Nagihan KALSIN / ANKARA
Cumhurbaşkanı Recep Tayyip Erdoğan’ın eşi Emine Erdoğan’ın himayelerinde yürütülen ve küresel ölçekte ödüllere layık görülen Sıfır Atık Projesi, İstanbul’un kentsel dönüşümüne de önemli katkılarda bulunacak.
Atık Yönetimi ve Atıktan Enerji Üreticileri Derneği (TAYED) Genel Başkanı Ali Rıza Öner, İstanbul’da kentsel dönüşüm projesi kapsamında yaklaşık 110 milyon ton inşaat atığının ortaya çıkacağının öngörüldüğünü belirterek, “Ortaya çıkacak inşaat malzemeleri atığının ekonomik değeri 66 milyar TL olarak hesaplanmaktadır. Yani dönüşüm esnasında yıkılacak binalardaki inşaat atıkları ekonomiye kazandırılarak, yine bu kaynak kentsel dönüşümde kullanılacak” dedi.
TAYED Başkanı Öner, bir grup gazeteciye yaptığı değerlendirmede, İstanbul’da 6 milyon konut ve 1,5 milyon ticari alandan oluşan toplam 7,5 milyon bağımsız birimin olduğunu belirterek Çevre, Şehircilik ve İklim Değişikliği Bakanlığı’nın çizdiği projeksiyonlara göre 600 bin birimin acil dönüşümünün planlandığını kaydetti.

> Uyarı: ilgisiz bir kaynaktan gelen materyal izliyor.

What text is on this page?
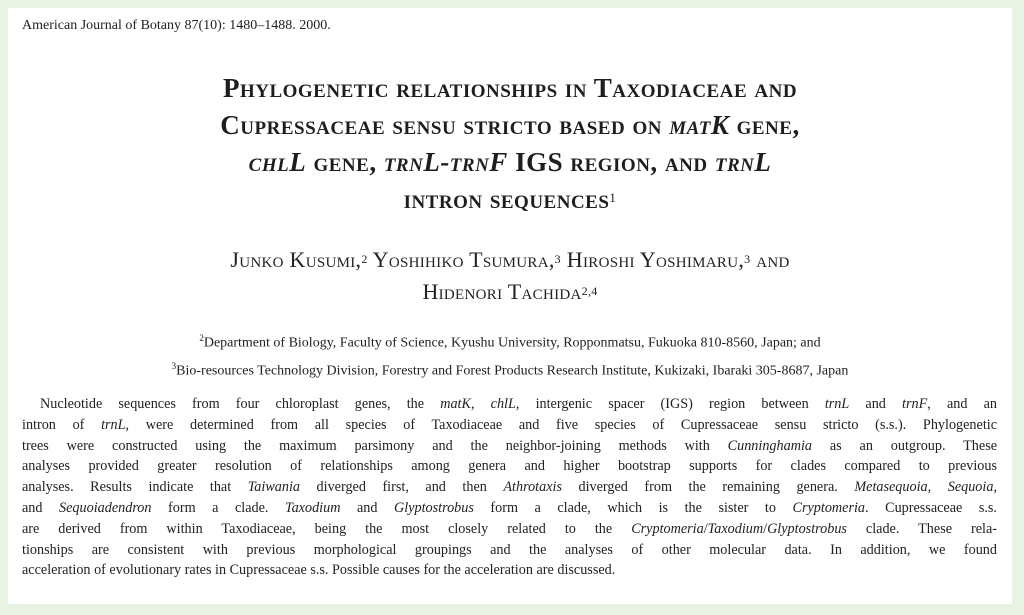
American Journal of Botany 87(10): 1480–1488. 2000.
Phylogenetic relationships in Taxodiaceae and
Cupressaceae sensu stricto based on matK gene,
chlL gene, trnL-trnF IGS region, and trnL
intron sequences$^1$
Junko Kusumi,$^2$ Yoshihiko Tsumura,$^3$ Hiroshi Yoshimaru,$^3$ and
Hidenori Tachida$^{2,4}$
$^2$Department of Biology, Faculty of Science, Kyushu University, Ropponmatsu, Fukuoka 810-8560, Japan; and
$^3$Bio-resources Technology Division, Forestry and Forest Products Research Institute, Kukizaki, Ibaraki 305-8687, Japan
Nucleotide sequences from four chloroplast genes, the matK, chlL, intergenic spacer (IGS) region between trnL and trnF, and an
intron of trnL, were determined from all species of Taxodiaceae and five species of Cupressaceae sensu stricto (s.s.). Phylogenetic
trees were constructed using the maximum parsimony and the neighbor-joining methods with Cunninghamia as an outgroup. These
analyses provided greater resolution of relationships among genera and higher bootstrap supports for clades compared to previous
analyses. Results indicate that Taiwania diverged first, and then Athrotaxis diverged from the remaining genera. Metasequoia, Sequoia,
and Sequoiadendron form a clade. Taxodium and Glyptostrobus form a clade, which is the sister to Cryptomeria. Cupressaceae s.s.
are derived from within Taxodiaceae, being the most closely related to the Cryptomeria/Taxodium/Glyptostrobus clade. These rela-
tionships are consistent with previous morphological groupings and the analyses of other molecular data. In addition, we found
acceleration of evolutionary rates in Cupressaceae s.s. Possible causes for the acceleration are discussed.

Bakanlığın yürüttüğü “Yarısı Bizden Kampanyası” ile ise ilk etapta 200 bin konutun dönüşümünün planlandığını ifade eden Öner, olası bir deprem riskine İstanbul’u hazırlamak için yürütülen çalışmalarda Sıfır Atık Projesi’nin önemli bir rol üstleneceğini belirtti.
66 milyar TL’lik inşaat atığı dönüşecek
Türkiye’de inşaat malzemeleri toplam satışının yıllık ortalama 500 milyar TL ile Gayrisafi Yurtiçi Hasıla’nın (GSYİH) yüzde 12’sine denk geldiğini ifade eden Öner, Türkiye’de üretilen toplam atığın yüzde 40’ının da inşaat sektörü kaynaklı olduğunu belirtti. İstanbul’da kentsel dönüşüm projesi kapsamında yaklaşık 110 milyon ton inşaat malzemesi atığının ortaya çıkacağının öngörüldüğünü anlatan Öner, bu atığın ekonomik değerinin ise 66 milyar TL olarak hesaplandığını ifade etti.

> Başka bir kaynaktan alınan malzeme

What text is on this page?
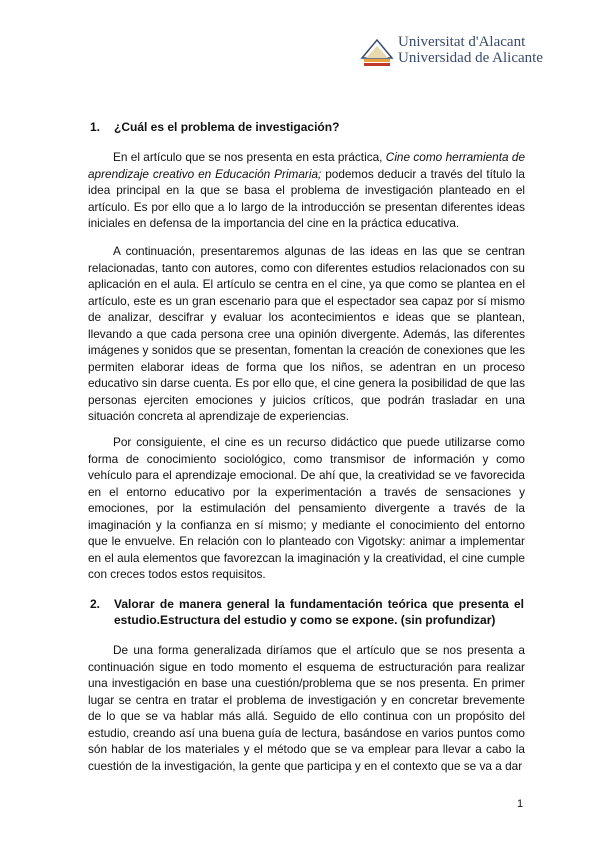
Universitat d'Alacant
Universidad de Alicante
1. ¿Cuál es el problema de investigación?
En el artículo que se nos presenta en esta práctica, Cine como herramienta de aprendizaje creativo en Educación Primaria; podemos deducir a través del título la idea principal en la que se basa el problema de investigación planteado en el artículo. Es por ello que a lo largo de la introducción se presentan diferentes ideas iniciales en defensa de la importancia del cine en la práctica educativa.
A continuación, presentaremos algunas de las ideas en las que se centran relacionadas, tanto con autores, como con diferentes estudios relacionados con su aplicación en el aula. El artículo se centra en el cine, ya que como se plantea en el artículo, este es un gran escenario para que el espectador sea capaz por sí mismo de analizar, descifrar y evaluar los acontecimientos e ideas que se plantean, llevando a que cada persona cree una opinión divergente. Además, las diferentes imágenes y sonidos que se presentan, fomentan la creación de conexiones que les permiten elaborar ideas de forma que los niños, se adentran en un proceso educativo sin darse cuenta. Es por ello que, el cine genera la posibilidad de que las personas ejerciten emociones y juicios críticos, que podrán trasladar en una situación concreta al aprendizaje de experiencias.
Por consiguiente, el cine es un recurso didáctico que puede utilizarse como forma de conocimiento sociológico, como transmisor de información y como vehículo para el aprendizaje emocional. De ahí que, la creatividad se ve favorecida en el entorno educativo por la experimentación a través de sensaciones y emociones, por la estimulación del pensamiento divergente a través de la imaginación y la confianza en sí mismo; y mediante el conocimiento del entorno que le envuelve. En relación con lo planteado con Vigotsky: animar a implementar en el aula elementos que favorezcan la imaginación y la creatividad, el cine cumple con creces todos estos requisitos.
2. Valorar de manera general la fundamentación teórica que presenta el estudio.Estructura del estudio y como se expone. (sin profundizar)
De una forma generalizada diríamos que el artículo que se nos presenta a continuación sigue en todo momento el esquema de estructuración para realizar una investigación en base una cuestión/problema que se nos presenta. En primer lugar se centra en tratar el problema de investigación y en concretar brevemente de lo que se va hablar más allá. Seguido de ello continua con un propósito del estudio, creando así una buena guía de lectura, basándose en varios puntos como són hablar de los materiales y el método que se va emplear para llevar a cabo la cuestión de la investigación, la gente que participa y en el contexto que se va a dar
1
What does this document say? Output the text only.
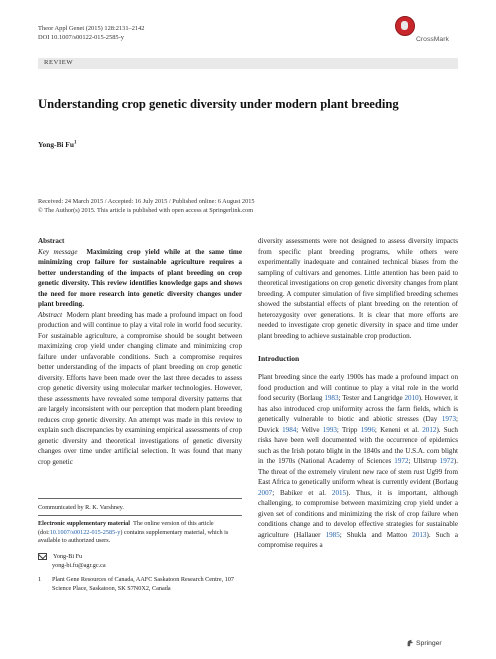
Theor Appl Genet (2015) 128:2131–2142
DOI 10.1007/s00122-015-2585-y	CrossMark
REVIEW
Understanding crop genetic diversity under modern plant breeding
Yong-Bi Fu$^1$
Received: 24 March 2015 / Accepted: 16 July 2015 / Published online: 6 August 2015
© The Author(s) 2015. This article is published with open access at Springerlink.com

Abstract

Key message Maximizing crop yield while at the same time minimizing crop failure for sustainable agriculture requires a better understanding of the impacts of plant breeding on crop genetic diversity. This review identifies knowledge gaps and shows the need for more research into genetic diversity changes under plant breeding.

Abstract Modern plant breeding has made a profound impact on food production and will continue to play a vital role in world food security. For sustainable agriculture, a compromise should be sought between maximizing crop yield under changing climate and minimizing crop failure under unfavorable conditions. Such a compromise requires better understanding of the impacts of plant breeding on crop genetic diversity. Efforts have been made over the last three decades to assess crop genetic diversity using molecular marker technologies. However, these assessments have revealed some temporal diversity patterns that are largely inconsistent with our perception that modern plant breeding reduces crop genetic diversity. An attempt was made in this review to explain such discrepancies by examining empirical assessments of crop genetic diversity and theoretical investigations of genetic diversity changes over time under artificial selection. It was found that many crop genetic

diversity assessments were not designed to assess diversity impacts from specific plant breeding programs, while others were experimentally inadequate and contained technical biases from the sampling of cultivars and genomes. Little attention has been paid to theoretical investigations on crop genetic diversity changes from plant breeding. A computer simulation of five simplified breeding schemes showed the substantial effects of plant breeding on the retention of heterozygosity over generations. It is clear that more efforts are needed to investigate crop genetic diversity in space and time under plant breeding to achieve sustainable crop production.

Introduction
Plant breeding since the early 1900s has made a profound impact on food production and will continue to play a vital role in the world food security (Borlaug 1983; Tester and Langridge 2010). However, it has also introduced crop uniformity across the farm fields, which is genetically vulnerable to biotic and abiotic stresses (Day 1973; Duvick 1984; Vellve 1993; Tripp 1996; Keneni et al. 2012). Such risks have been well documented with the occurrence of epidemics such as the Irish potato blight in the 1840s and the U.S.A. corn blight in the 1970s (National Academy of Sciences 1972; Ullstrup 1972). The threat of the extremely virulent new race of stem rust Ug99 from East Africa to genetically uniform wheat is currently evident (Borlaug 2007; Babiker et al. 2015). Thus, it is important, although challenging, to compromise between maximizing crop yield under a given set of conditions and minimizing the risk of crop failure when conditions change and to develop effective strategies for sustainable agriculture (Hallauer 1985; Shukla and Mattoo 2013). Such a compromise requires a
Communicated by R. K. Varshney.
Electronic supplementary material The online version of this article (doi:10.1007/s00122-015-2585-y) contains supplementary material, which is available to authorized users.
Yong-Bi Fu
yong-bi.fu@agr.gc.ca
1	Plant Gene Resources of Canada, AAFC Saskatoon Research Centre, 107 Science Place, Saskatoon, SK S7N0X2, Canada
Springer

Atıklar farklı süreçlere tabi tutulacak
Kentsel dönüşüm çalışmaları kapsamında binalardan çıkacak ahşap, beton, kiremit, seramik, cam, alçı panel, demir ve karışık atıkların ekonomiye kazandırılması sürecini de anlatan Öner, atıkların depolama, ayrıştırma, kırma, yakma ve bertaraf aşamasının ardından dönüşüme tabi tutulduklarını ifade etti. İnşaat ve yıkıntı atıklarının kontrollü ayrıştırılması ile temiz depolama sahalarına transferinin azalması, buna bağlı olarak arazi kullanımının korunması, ikincil ham maddeler olarak atıkların değerlendirilmesi ile birincil hammaddelere olan ihtiyacın azaltılması, atık depolamayı ve yeni malzemelerin kullanımını azaltarak hem yerel hem de küresel ölçekte geliştirilmiş çevre koruma sağlandığını anlatan Öner, “Örneğin bina camları, panelleri sağlıklı bir şekilde sökülerek hızlı bir dönüşüme tabi tutulduktan sonra yeni ürüne dönüştürülebilir. Böylece hammadde ihtiyacı da yine binaların kendisinden karşılanmış olacaktır” dedi.
Asbest riski kontrollü şekilde ortadan kaldırılabilir
2000 yılı öncesi inşa edilen binaların yüzde 70’inde yani 67 milyon ton atığa denk gelen 1 milyon 200 bin birimde asbest riski bulunduğunu ifade eden Öner, özellikle dönüşüme bu binaların tabii olması nedeniyle tüm önlemler alınarak dönüşümün öyle yapılmasının önem taşıdığını kaydetti. Bina yıkım ve ayrıştırma işlemlerinin bu konuda deneyimli uzmanlar gözetiminde yine bu konuda uzman çalışanlar tarafından belirli şartlara riayet edilerek yapılması ile çevreye asbest liflerinin yayılımının da önleneceğini belirten Öner, “Uzman eller altında asbest riski kontrollü şekilde ortadan kaldırılabilir. Çıkarılan asbestli malzeme özel kaplı ambalajlarda taşınarak, yine asbest için hazırlanmış hafriyat alanlarına dökülerek yayılımı engellenebilir. Geriye kalan inşaat atığı da bu şekilde sağlıklı bir şekilde ekonomiye kazandırılabilir” diye konuştu.